Chapter 9. Decision Analysis

This chapter presents a problem inspired by the game show The Price is Right. It is a silly example, but it demonstrates a useful process called Bayesian decision analysis.

As in previous examples, we’ll use data and prior distribution to compute a posterior distribution; then we’ll use the posterior distribution to choose an optimal strategy in a game that involves bidding.

As part of the solution, we will use kernel density estimation (KDE) to estimate the prior distribution, and a normal distribution to compute the likelihood of the data.

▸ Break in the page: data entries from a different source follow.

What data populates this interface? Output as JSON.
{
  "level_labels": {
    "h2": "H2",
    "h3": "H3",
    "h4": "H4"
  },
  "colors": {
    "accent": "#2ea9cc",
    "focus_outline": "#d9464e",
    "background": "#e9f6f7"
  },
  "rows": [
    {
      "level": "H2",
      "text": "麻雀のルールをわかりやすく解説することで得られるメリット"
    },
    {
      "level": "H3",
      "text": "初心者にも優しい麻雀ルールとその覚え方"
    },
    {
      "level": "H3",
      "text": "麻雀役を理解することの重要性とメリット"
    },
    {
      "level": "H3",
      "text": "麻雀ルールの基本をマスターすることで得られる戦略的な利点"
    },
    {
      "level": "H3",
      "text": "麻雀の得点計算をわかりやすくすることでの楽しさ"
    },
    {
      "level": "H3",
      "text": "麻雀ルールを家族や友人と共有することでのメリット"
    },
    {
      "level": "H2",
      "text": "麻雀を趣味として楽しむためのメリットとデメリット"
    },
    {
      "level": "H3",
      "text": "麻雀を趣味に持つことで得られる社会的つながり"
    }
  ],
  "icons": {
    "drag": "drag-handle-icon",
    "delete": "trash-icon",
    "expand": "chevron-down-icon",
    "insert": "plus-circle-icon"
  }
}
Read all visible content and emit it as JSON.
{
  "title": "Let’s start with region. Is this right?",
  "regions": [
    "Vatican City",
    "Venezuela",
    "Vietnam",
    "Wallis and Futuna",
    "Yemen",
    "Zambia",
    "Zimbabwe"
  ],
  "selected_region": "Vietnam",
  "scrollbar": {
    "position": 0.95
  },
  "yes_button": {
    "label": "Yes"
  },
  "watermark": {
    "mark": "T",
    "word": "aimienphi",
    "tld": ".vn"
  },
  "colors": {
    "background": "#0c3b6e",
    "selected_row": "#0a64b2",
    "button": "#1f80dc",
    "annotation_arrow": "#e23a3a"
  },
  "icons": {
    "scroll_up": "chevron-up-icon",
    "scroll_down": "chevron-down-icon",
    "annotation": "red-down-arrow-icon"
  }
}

And at the end of the chapter, I pose a related problem you can solve as an exercise.

The Price Is Right Problem

On November 1, 2007, contestants named Letia and Nathaniel appeared on The Price is Right, an American television game show. They competed in a game called “The Showcase”, where the objective is to guess the price of a collection of prizes. The contestant who comes closest to the actual price, without going over, wins the prizes.

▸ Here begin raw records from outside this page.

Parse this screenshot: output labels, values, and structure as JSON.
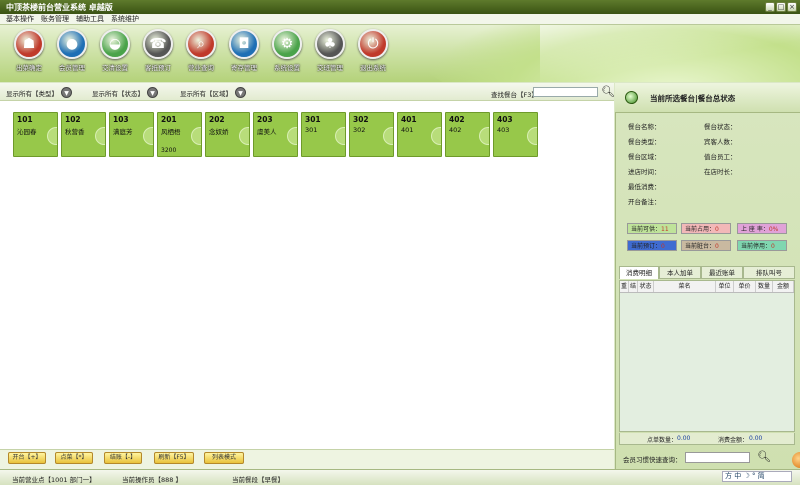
{
  "window": {
    "title": "中顶茶楼前台营业系统 卓越版"
  },
  "menu": [
    "基本操作",
    "账务管理",
    "辅助工具",
    "系统维护"
  ],
  "toolbar": [
    {
      "label": "出菜确定",
      "icon": "dish-cover-icon",
      "color": "#c0392b"
    },
    {
      "label": "会员管理",
      "icon": "user-icon",
      "color": "#1f6fb5"
    },
    {
      "label": "交清设置",
      "icon": "plate-icon",
      "color": "#4aa34a"
    },
    {
      "label": "客抵预订",
      "icon": "telephone-icon",
      "color": "#555555"
    },
    {
      "label": "营业查询",
      "icon": "magnifier-icon",
      "color": "#c0392b"
    },
    {
      "label": "寄存管理",
      "icon": "shopping-bag-icon",
      "color": "#1f6fb5"
    },
    {
      "label": "系统设置",
      "icon": "gear-icon",
      "color": "#4aa34a"
    },
    {
      "label": "交班管理",
      "icon": "people-icon",
      "color": "#555555"
    },
    {
      "label": "退出系统",
      "icon": "power-icon",
      "color": "#c0392b"
    }
  ],
  "filters": {
    "type": "显示所有【类型】",
    "status": "显示所有【状态】",
    "area": "显示所有【区域】",
    "search_label": "查找餐台【F3】"
  },
  "tables": [
    {
      "no": "101",
      "name": "沁园春",
      "extra": ""
    },
    {
      "no": "102",
      "name": "秋营香",
      "extra": ""
    },
    {
      "no": "103",
      "name": "满庭芳",
      "extra": ""
    },
    {
      "no": "201",
      "name": "风栖梧",
      "extra": "3200"
    },
    {
      "no": "202",
      "name": "念奴娇",
      "extra": ""
    },
    {
      "no": "203",
      "name": "虞美人",
      "extra": ""
    },
    {
      "no": "301",
      "name": "301",
      "extra": ""
    },
    {
      "no": "302",
      "name": "302",
      "extra": ""
    },
    {
      "no": "401",
      "name": "401",
      "extra": ""
    },
    {
      "no": "402",
      "name": "402",
      "extra": ""
    },
    {
      "no": "403",
      "name": "403",
      "extra": ""
    }
  ],
  "actions": [
    "开台【+】",
    "点菜【*】",
    "结账【-】",
    "刷新【F5】",
    "列表模式"
  ],
  "right": {
    "title": "当前所选餐台|餐台总状态",
    "fields_left": [
      "餐台名称：",
      "餐台类型：",
      "餐台区域：",
      "进店时间：",
      "最低消费：",
      "开台备注："
    ],
    "fields_right": [
      "餐台状态：",
      "宾客人数：",
      "值台员工：",
      "在店时长："
    ],
    "chips": [
      {
        "label": "当前可供：",
        "value": "11",
        "bg": "#bfe39a"
      },
      {
        "label": "当前占用：",
        "value": "0",
        "bg": "#f2b8b8"
      },
      {
        "label": "上 座 率：",
        "value": "0%",
        "bg": "#e0a2d8"
      },
      {
        "label": "当前预订：",
        "value": "0",
        "bg": "#3f6bd1"
      },
      {
        "label": "当前脏台：",
        "value": "0",
        "bg": "#c9b9a0"
      },
      {
        "label": "当前停用：",
        "value": "0",
        "bg": "#7fd6b0"
      }
    ],
    "tabs": [
      "消费明细",
      "本人加单",
      "最近账单",
      "排队叫号"
    ],
    "grid_headers": [
      "重",
      "结",
      "状态",
      "菜名",
      "单位",
      "单价",
      "数量",
      "金额"
    ],
    "footer": {
      "count_label": "点单数量：",
      "count": "0.00",
      "amount_label": "消费金额：",
      "amount": "0.00"
    },
    "vip_label": "会员习惯快速查询："
  },
  "status": {
    "point": "当前营业点【1001 部门一】",
    "operator": "当前操作员【888 】",
    "period": "当前餐段【早餐】"
  },
  "ime": "方 中 ☽ ° 简"
}
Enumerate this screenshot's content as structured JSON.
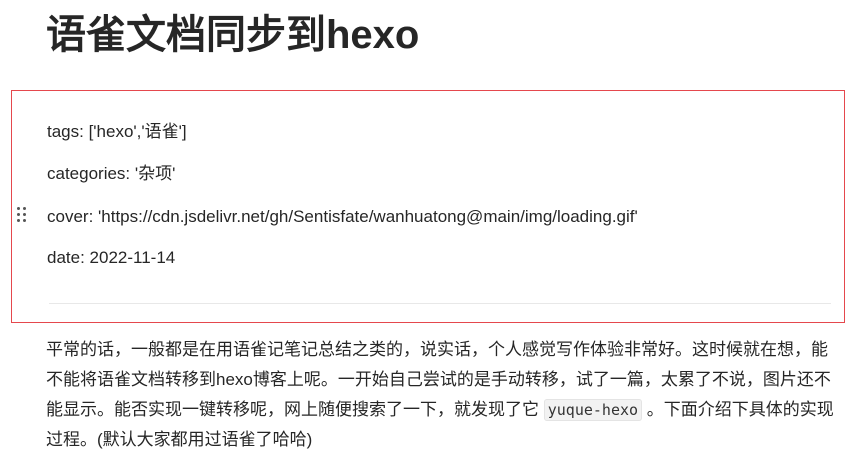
{
  "document": {
    "title": "语雀文档同步到hexo"
  },
  "frontmatter": {
    "tags": "tags: ['hexo','语雀']",
    "categories": "categories: '杂项'",
    "cover": "cover: 'https://cdn.jsdelivr.net/gh/Sentisfate/wanhuatong@main/img/loading.gif'",
    "date": "date: 2022-11-14"
  },
  "paragraph": {
    "text_before": "平常的话，一般都是在用语雀记笔记总结之类的，说实话，个人感觉写作体验非常好。这时候就在想，能不能将语雀文档转移到hexo博客上呢。一开始自己尝试的是手动转移，试了一篇，太累了不说，图片还不能显示。能否实现一键转移呢，网上随便搜索了一下，就发现了它 ",
    "code": "yuque-hexo",
    "text_after": " 。下面介绍下具体的实现过程。(默认大家都用过语雀了哈哈)"
  },
  "colors": {
    "selection_border": "#e5484d",
    "text": "#262626"
  },
  "icons": {
    "drag_handle": "drag-handle-icon"
  }
}
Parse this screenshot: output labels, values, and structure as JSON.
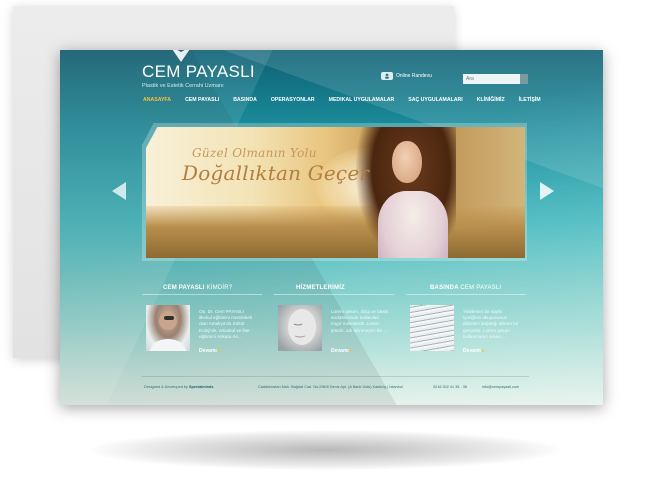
{
  "header": {
    "brand_name": "CEM PAYASLI",
    "brand_tagline": "Plastik ve Estetik Cerrahi Uzmanı",
    "appointment_label": "Online Randevu",
    "search_placeholder": "Ara"
  },
  "nav": {
    "items": [
      "ANASAYFA",
      "CEM PAYASLI",
      "BASINDA",
      "OPERASYONLAR",
      "MEDIKAL UYGULAMALAR",
      "SAÇ UYGULAMALARI",
      "KLİNİĞİMİZ",
      "İLETİŞİM"
    ],
    "active_index": 0
  },
  "slider": {
    "line1": "Güzel Olmanın Yolu",
    "line2": "Doğallıktan Geçer"
  },
  "columns": [
    {
      "title_bold": "CEM PAYASLI",
      "title_light": "KİMDİR?",
      "text": "Op. Dr. Cem PAYASLI ilkokul eğitimini memleketi olan Antakya'da Kültür Koleji'de, ortaokul ve lise eğitimini Ankara An...",
      "more": "Devamı"
    },
    {
      "title_bold": "HİZMETLERİMİZ",
      "title_light": "",
      "text": "Lorem Ipsum, dizgi ve baskı endüstrisinde kullanılan mıgır metinlerdir. Lorem Ipsum, adı bilinmeyen bir ...",
      "more": "Devamı"
    },
    {
      "title_bold": "BASINDA",
      "title_light": "CEM PAYASLI",
      "text": "Yinelenen bir sayfa içeriğinin okuyucunun dikkatini dağıttığı bilinen bir gerçektir. Lorem Ipsum kullanmanın amacı ...",
      "more": "Devamı"
    }
  ],
  "footer": {
    "credit_prefix": "Designed & Developed by",
    "credit_name": "Specialminds",
    "address": "Caddebostan Mah. Bağdat Cad. No:298/8 Deniz Apt. (A Bank Üstü) Kadıköy | İstanbul",
    "phone": "0216 302 41 35 - 36",
    "email": "info@cempayasli.com"
  },
  "colors": {
    "accent": "#f4c23a",
    "background_top": "#0d5f73",
    "background_bottom": "#dceee4"
  }
}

Nathaniel went first. His showcase included a dishwasher, a wine cabinet, a laptop computer, and a car. He bid $26,000.

Letia’s showcase included a pinball machine, a video arcade game, a pool table, and a cruise of the Bahamas. She bid $21,500. The actual price of Nathaniel’s showcase was $25,347. His bid was too high, so he lost. The actual price of Letia’s showcase was $21,578.

She was only off by $78, so she won her showcase and, because her bid was off by less than 250, ...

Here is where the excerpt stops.